MIAMI — Gov. Sarah Palin of Alaska did something here on Thursday that she did not do in her entire campaign as the Republican Party’s vice presidential nominee: she stood behind a lectern and held a news conference. She was asked what had changed.

“The campaign is over,” she said.

Granted, the question and answer session lasted only four minutes, and for only four questions. As she stood on a stage in a hotel overlooking Biscayne Bay, surrounded by 12 fellow governors, Ms. Palin was asked what message she hoped to get across.

“I’m trying to convey the message that Republican governors are a unique team,” said Ms. Palin, who said she was uninterested in discussing the campaign.

But Ms. Palin did allow herself a look back after the brief news conference ended, as she addressed a session of the Republican Governors Association and told them that she had managed to keep busy since their last conference.

“I had a baby, I did some traveling, I very briefly expanded my wardrobe, I made a few speeches, I met a few VIPS, including those who really impact society, like Tina Fey,” she said.

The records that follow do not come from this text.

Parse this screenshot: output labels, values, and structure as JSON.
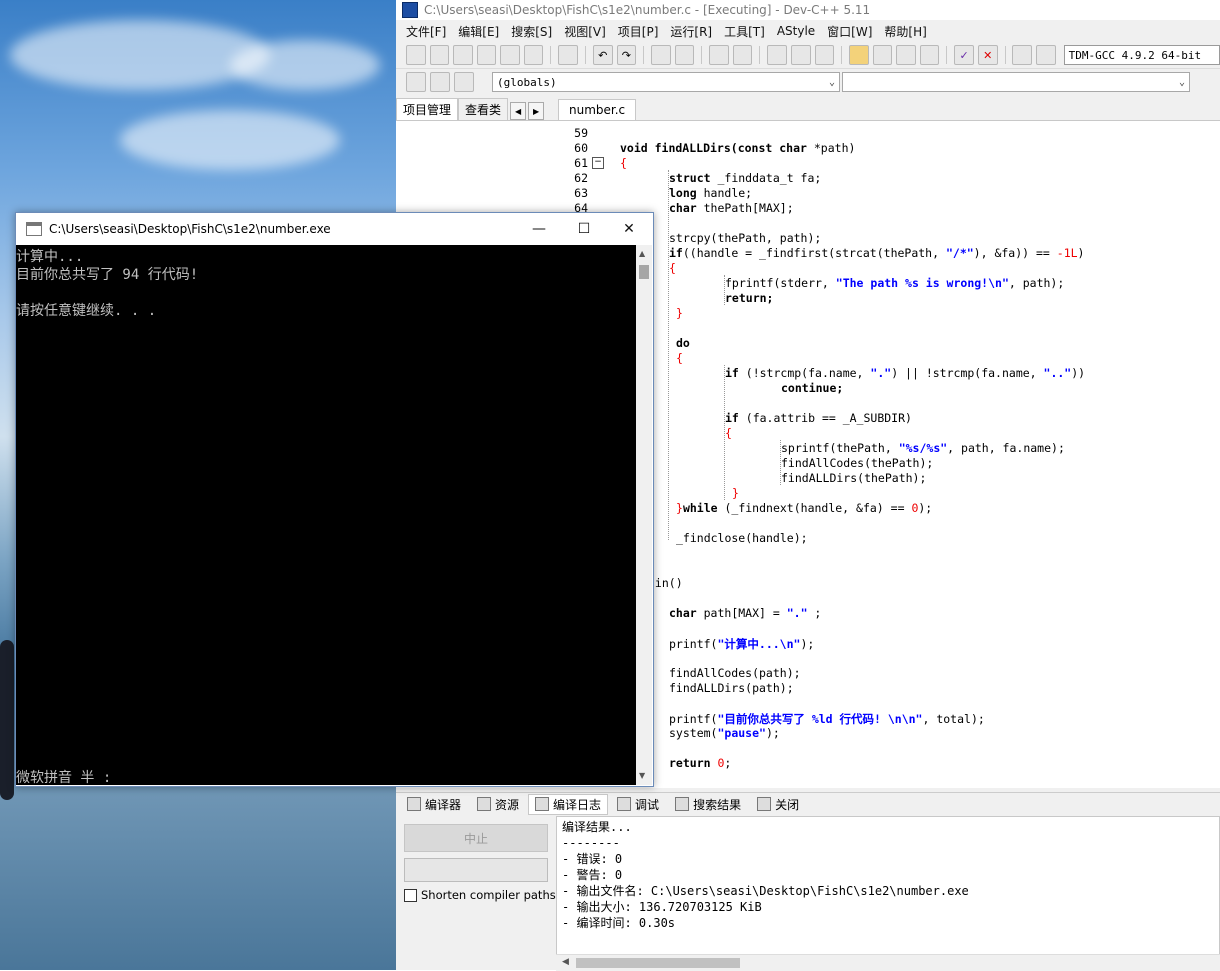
{
  "ide": {
    "title": "C:\\Users\\seasi\\Desktop\\FishC\\s1e2\\number.c - [Executing] - Dev-C++ 5.11",
    "menu": [
      "文件[F]",
      "编辑[E]",
      "搜索[S]",
      "视图[V]",
      "项目[P]",
      "运行[R]",
      "工具[T]",
      "AStyle",
      "窗口[W]",
      "帮助[H]"
    ],
    "compiler": "TDM-GCC 4.9.2 64-bit",
    "scope_combo": "(globals)",
    "symbol_combo": "",
    "left_tabs": [
      "项目管理",
      "查看类"
    ],
    "editor_tab": "number.c",
    "line_numbers": [
      "59",
      "60",
      "61",
      "62",
      "63",
      "64"
    ],
    "fold_marker": "−",
    "code": {
      "l60a": "void findALLDirs(",
      "l60b": "const char",
      "l60c": " *path)",
      "l61": "{",
      "l62a": "struct",
      "l62b": " _finddata_t fa;",
      "l63a": "long",
      "l63b": " handle;",
      "l64a": "char",
      "l64b": " thePath[MAX];",
      "l66": "strcpy(thePath, path);",
      "l67a": "if",
      "l67b": "((handle = _findfirst(strcat(thePath, ",
      "l67c": "\"/*\"",
      "l67d": "), &fa)) == ",
      "l67e": "-1L",
      "l67f": ")",
      "l68": "{",
      "l69a": "fprintf(stderr, ",
      "l69b": "\"The path %s is wrong!\\n\"",
      "l69c": ", path);",
      "l70": "return;",
      "l71": "}",
      "l73": "do",
      "l74": "{",
      "l75a": "if",
      "l75b": " (!strcmp(fa.name, ",
      "l75c": "\".\"",
      "l75d": ") || !strcmp(fa.name, ",
      "l75e": "\"..\"",
      "l75f": "))",
      "l76": "continue;",
      "l78a": "if",
      "l78b": " (fa.attrib == _A_SUBDIR)",
      "l79": "{",
      "l80a": "sprintf(thePath, ",
      "l80b": "\"%s/%s\"",
      "l80c": ", path, fa.name);",
      "l81": "findAllCodes(thePath);",
      "l82": "findALLDirs(thePath);",
      "l83": "}",
      "l84a": "}",
      "l84b": "while",
      "l84c": " (_findnext(handle, &fa) == ",
      "l84d": "0",
      "l84e": ");",
      "l86": "_findclose(handle);",
      "l89": "ain()",
      "l91a": "char",
      "l91b": " path[MAX] = ",
      "l91c": "\".\"",
      "l91d": " ;",
      "l93a": "printf(",
      "l93b": "\"计算中...\\n\"",
      "l93c": ");",
      "l95": "findAllCodes(path);",
      "l96": "findALLDirs(path);",
      "l98a": "printf(",
      "l98b": "\"目前你总共写了 %ld 行代码! \\n\\n\"",
      "l98c": ", total);",
      "l99a": "system(",
      "l99b": "\"pause\"",
      "l99c": ");",
      "l101a": "return",
      "l101b": " 0",
      "l101c": ";"
    },
    "bottom_tabs": [
      "编译器",
      "资源",
      "编译日志",
      "调试",
      "搜索结果",
      "关闭"
    ],
    "stop_label": "中止",
    "shorten_label": "Shorten compiler paths",
    "log": [
      "编译结果...",
      "--------",
      "- 错误: 0",
      "- 警告: 0",
      "- 输出文件名: C:\\Users\\seasi\\Desktop\\FishC\\s1e2\\number.exe",
      "- 输出大小: 136.720703125 KiB",
      "- 编译时间: 0.30s"
    ]
  },
  "console": {
    "title": "C:\\Users\\seasi\\Desktop\\FishC\\s1e2\\number.exe",
    "lines": [
      "计算中...",
      "目前你总共写了 94 行代码!",
      "",
      "请按任意键继续. . ."
    ],
    "ime_status": "微软拼音 半 :"
  }
}
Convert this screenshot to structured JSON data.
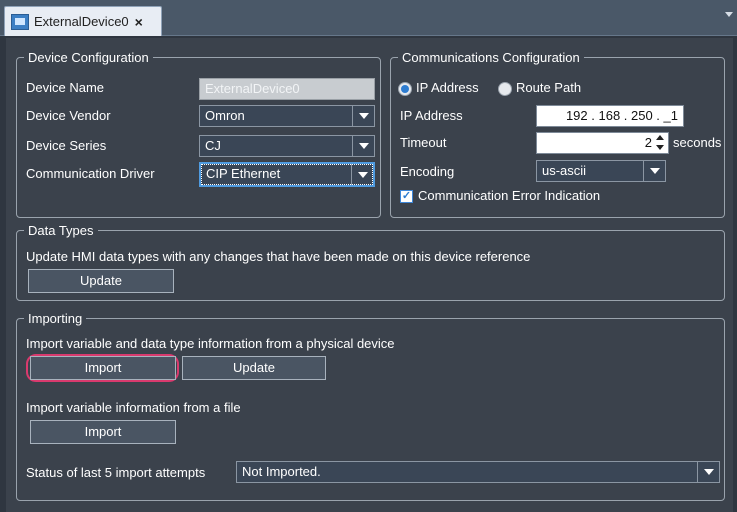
{
  "tab": {
    "title": "ExternalDevice0",
    "close": "×"
  },
  "device_config": {
    "legend": "Device Configuration",
    "device_name_label": "Device Name",
    "device_name_value": "ExternalDevice0",
    "vendor_label": "Device Vendor",
    "vendor_value": "Omron",
    "series_label": "Device Series",
    "series_value": "CJ",
    "driver_label": "Communication Driver",
    "driver_value": "CIP Ethernet"
  },
  "comm_config": {
    "legend": "Communications Configuration",
    "ip_radio_label": "IP Address",
    "route_radio_label": "Route Path",
    "ip_label": "IP Address",
    "ip_value": "192 . 168 . 250 . _1",
    "timeout_label": "Timeout",
    "timeout_value": "2",
    "timeout_unit": "seconds",
    "encoding_label": "Encoding",
    "encoding_value": "us-ascii",
    "error_indication_label": "Communication Error Indication"
  },
  "data_types": {
    "legend": "Data Types",
    "description": "Update HMI data types with any changes that have been made on this device reference",
    "update_button": "Update"
  },
  "importing": {
    "legend": "Importing",
    "physical_description": "Import variable and data type information from a physical device",
    "import_button": "Import",
    "update_button": "Update",
    "file_description": "Import variable information from a file",
    "file_import_button": "Import",
    "status_label": "Status of last 5 import attempts",
    "status_value": "Not Imported."
  },
  "colors": {
    "background": "#3b424c",
    "highlight_ring": "#d93a6e",
    "accent": "#2d7cd0"
  }
}
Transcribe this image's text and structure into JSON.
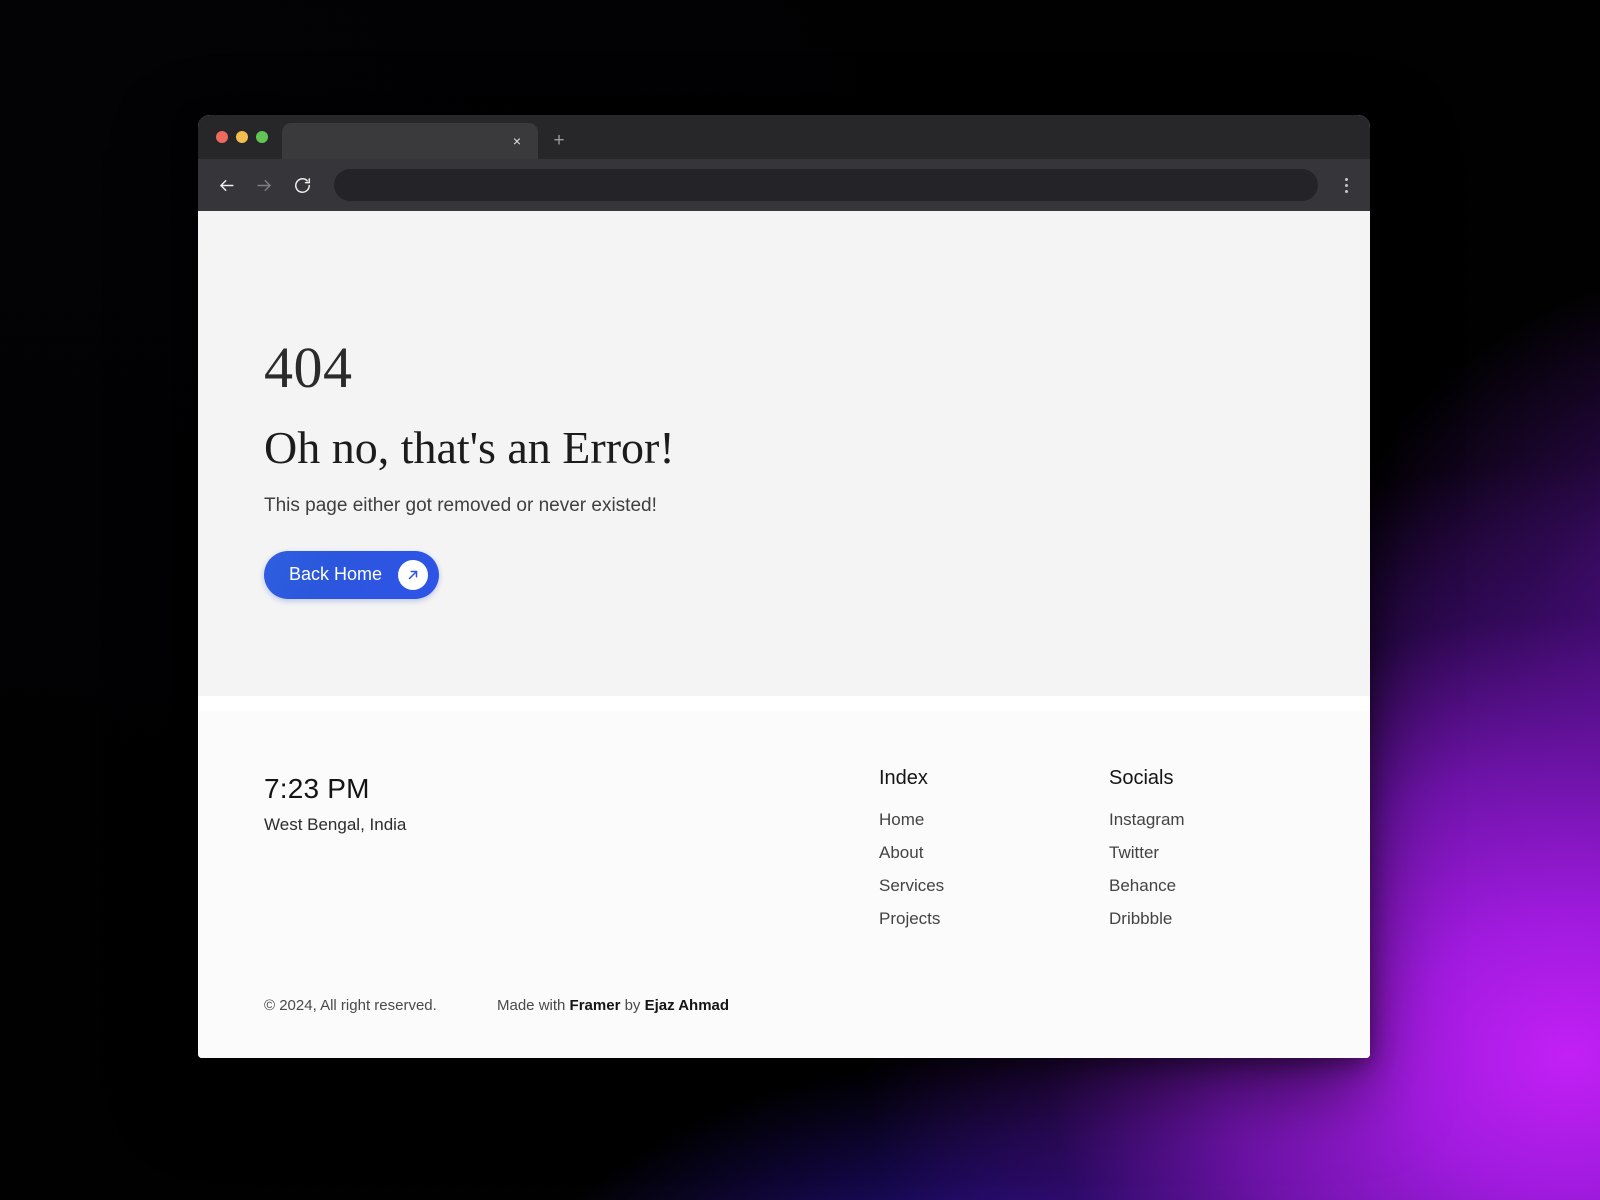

And yes, she spoke again of “Joe the Plumber,” the Ohio man who briefly dominated the McCain-Palin campaign and its talk about taxes.

Ms. Palin thanked the people who attended her rallies, including young women she hopes she has influenced.

“I am going to remember all the young girls who came up to me at rallies to see the first woman having the privilege of carrying our party’s VP nomination,” she said. “We’re going to work harder, we’re going to be stronger, we’re going to do better and one day, one of them will be the president.”

That raised again the question surrounding Ms. Palin since the election ended: will she run in 2012?

“The future is not that 2012 Presidential race, it’s next year and our next budgets,” she said. It is in 2010, she said, that “we’ll have 36 governors positions open.”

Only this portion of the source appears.